In this blog post, we explain two optimizations for WebAssembly that we recently implemented in V8 and that shipped with Google Chrome M137, namely speculative call_indirect inlining and deoptimization support for WebAssembly. In combination, they allow us to generate better machine code by making assumptions based on runtime feedback. This speeds up WebAssembly execution, in particular for WasmGC programs. On a set of Dart microbenchmarks for example, the speedup by the combination of both optimizations is more than 50% on average, and on larger, realistic applications and benchmarks shown below the speedup is between 1% and 8%. Deoptimizations are also an important building block for further optimizations in the future.

Background #

Fast execution of JavaScript relies heavily on speculative optimizations. That is, JIT-compilers make assumptions when generating machine code based on feedback that was collected during earlier executions. For example, given the expression a + b, the compiler can generate machine code for an integer addition if past feedback indicates that a and b are integers (and not strings, floating point numbers, or other objects). Without making such assumptions, the compiler would have to emit generic code that handles the full behavior of the + operator in JavaScript, which is complex and thus much slower. If the program later behaves differently and thus violates assumptions made when generating the optimized code, V8 performs a deoptimization (or deopt, for short). That means throwing away the optimized code and continuing execution in unoptimized code (and collecting more feedback to possibly tier-up again later).

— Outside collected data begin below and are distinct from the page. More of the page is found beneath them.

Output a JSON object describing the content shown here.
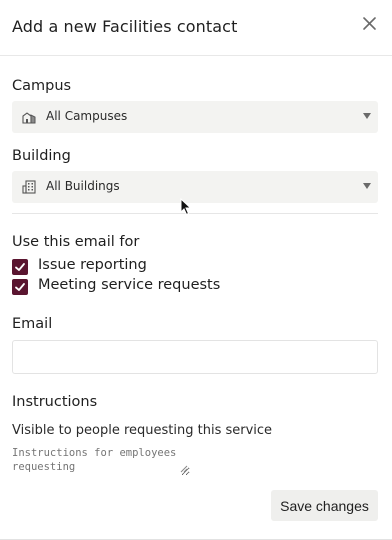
{
  "dialog": {
    "title": "Add a new Facilities contact",
    "close_icon": "close-icon"
  },
  "campus": {
    "label": "Campus",
    "selected": "All Campuses",
    "icon": "campus-building-icon"
  },
  "building": {
    "label": "Building",
    "selected": "All Buildings",
    "icon": "office-building-icon"
  },
  "usage": {
    "label": "Use this email for",
    "options": [
      {
        "label": "Issue reporting",
        "checked": true
      },
      {
        "label": "Meeting service requests",
        "checked": true
      }
    ]
  },
  "email": {
    "label": "Email",
    "value": ""
  },
  "instructions": {
    "label": "Instructions",
    "sublabel": "Visible to people requesting this service",
    "placeholder": "Instructions for employees requesting"
  },
  "actions": {
    "save_label": "Save changes"
  },
  "colors": {
    "checkbox": "#5a1530",
    "select_bg": "#f3f3f1",
    "button_bg": "#efefed"
  }
}
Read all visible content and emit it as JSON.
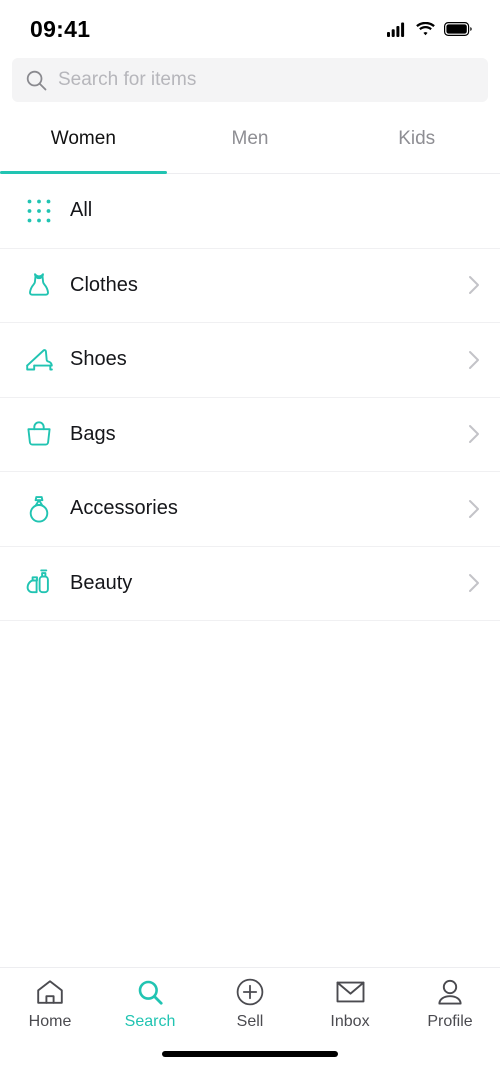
{
  "theme": {
    "accent": "#21c4b2",
    "text_primary": "#15161a",
    "text_muted": "#8e8e93",
    "divider": "#f0f0f2",
    "search_bg": "#f4f4f5"
  },
  "status_bar": {
    "time": "09:41",
    "icons": [
      "cellular-signal-icon",
      "wifi-icon",
      "battery-icon"
    ]
  },
  "search": {
    "placeholder": "Search for items",
    "value": "",
    "icon": "search-icon"
  },
  "tabs": {
    "active_index": 0,
    "items": [
      {
        "label": "Women"
      },
      {
        "label": "Men"
      },
      {
        "label": "Kids"
      }
    ]
  },
  "categories": {
    "items": [
      {
        "label": "All",
        "icon": "grid-dots-icon",
        "chevron": false
      },
      {
        "label": "Clothes",
        "icon": "dress-icon",
        "chevron": true
      },
      {
        "label": "Shoes",
        "icon": "high-heel-icon",
        "chevron": true
      },
      {
        "label": "Bags",
        "icon": "handbag-icon",
        "chevron": true
      },
      {
        "label": "Accessories",
        "icon": "ring-icon",
        "chevron": true
      },
      {
        "label": "Beauty",
        "icon": "perfume-icon",
        "chevron": true
      }
    ]
  },
  "bottom_nav": {
    "active_index": 1,
    "items": [
      {
        "label": "Home",
        "icon": "home-icon"
      },
      {
        "label": "Search",
        "icon": "search-icon"
      },
      {
        "label": "Sell",
        "icon": "plus-circle-icon"
      },
      {
        "label": "Inbox",
        "icon": "envelope-icon"
      },
      {
        "label": "Profile",
        "icon": "person-icon"
      }
    ]
  }
}
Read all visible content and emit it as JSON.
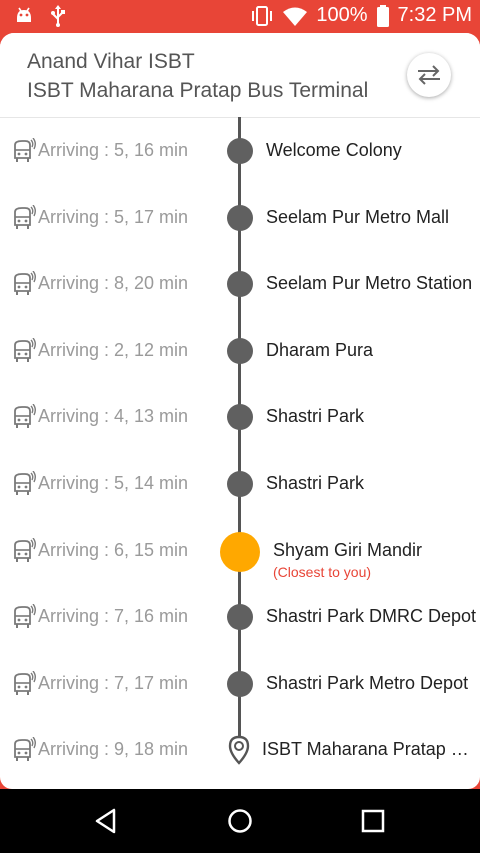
{
  "status_bar": {
    "battery_percent": "100%",
    "time": "7:32 PM",
    "icons": [
      "android-debug-icon",
      "usb-icon",
      "vibrate-icon",
      "wifi-icon",
      "battery-icon"
    ]
  },
  "route": {
    "from": "Anand Vihar ISBT",
    "to": "ISBT Maharana Pratap Bus Terminal",
    "swap_icon": "swap-arrows-icon"
  },
  "stops": [
    {
      "arrival": "Arriving : 5, 16 min",
      "name": "Welcome Colony"
    },
    {
      "arrival": "Arriving : 5, 17 min",
      "name": "Seelam Pur Metro Mall"
    },
    {
      "arrival": "Arriving : 8, 20 min",
      "name": "Seelam Pur Metro Station"
    },
    {
      "arrival": "Arriving : 2, 12 min",
      "name": "Dharam Pura"
    },
    {
      "arrival": "Arriving : 4, 13 min",
      "name": "Shastri Park"
    },
    {
      "arrival": "Arriving : 5, 14 min",
      "name": "Shastri Park"
    },
    {
      "arrival": "Arriving : 6, 15 min",
      "name": "Shyam Giri Mandir",
      "note": "(Closest to you)"
    },
    {
      "arrival": "Arriving : 7, 16 min",
      "name": "Shastri Park DMRC Depot"
    },
    {
      "arrival": "Arriving : 7, 17 min",
      "name": "Shastri Park Metro Depot"
    },
    {
      "arrival": "Arriving : 9, 18 min",
      "name": "ISBT Maharana Pratap B..."
    }
  ],
  "colors": {
    "accent": "#e84537",
    "closest_marker": "#ffa800",
    "stop_marker": "#606060"
  },
  "nav": {
    "back": "back-icon",
    "home": "home-icon",
    "recents": "recents-icon"
  }
}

In contrast to JavaScript, fast execution of WebAssembly hasn’t required speculative optimizations and deopts. One reason is that WebAssembly programs can already be optimized quite well because more information is statically available as e.g., functions, instructions, and variables are all statically typed. Another reason is that WebAssembly binaries are often compiled from C, C++, or Rust. These source languages are also more amenable to static analysis than JavaScript, and thus toolchains such as Emscripten (based on LLVM) or Binaryen can already optimize the program ahead-of-time. This results in fairly well-optimized binaries, at least when targeting WebAssembly 1.0, which launched in 2017.

Motivation #

Then why do we employ more speculative optimizations for WebAssembly in V8 now? One reason is that WebAssembly has evolved with the introduction of WasmGC, the WebAssembly Garbage Collection proposal. It better supports compiling “managed” languages such as Java, Kotlin, or Dart to WebAssembly. The resulting WasmGC bytecode is more high-level than Wasm 1.0, e.g., it supports rich types, such as structs and arrays, subtyping, and operations on such types. The generated machine code for WasmGC thus benefits more from speculative optimizations.

One particularly important optimization is inlining, that is, replacing a call instruction with the body of the callee function. Not only does this get rid of the administrative overhead associated with the call itself (which might be higher than the actual work for very small functions), but it also enables many other, subsequent optimizations to “see through” the function call, even if those optimizations are not inter-procedural. No wonder inlining was already recognized in 1971 as one of the most important optimizations in Frances Allen’s seminal “Catalogue of Optimizing Transformations”.

One complication for inlining are indirect calls, i.e., calls where the callee is only known at runtime and can be one of many potential targets. This is particularly true for the languages that compile to WasmGC. Consider Java or Kotlin where methods are virtual by default, whereas in C++ one has to opt-in by marking them explicitly. If there is not a single statically known callee, inlining is obviously not as straightforward.

Speculative Inlining #

This is where speculative inlining comes into play. In theory, indirect calls can target many different functions, but in practice, they still often go to a single target (called a monomorphic function call) or a few select cases (called polymorphic). We record those targets when executing the unoptimized code, and then inline up to four target functions when generating the optimized code.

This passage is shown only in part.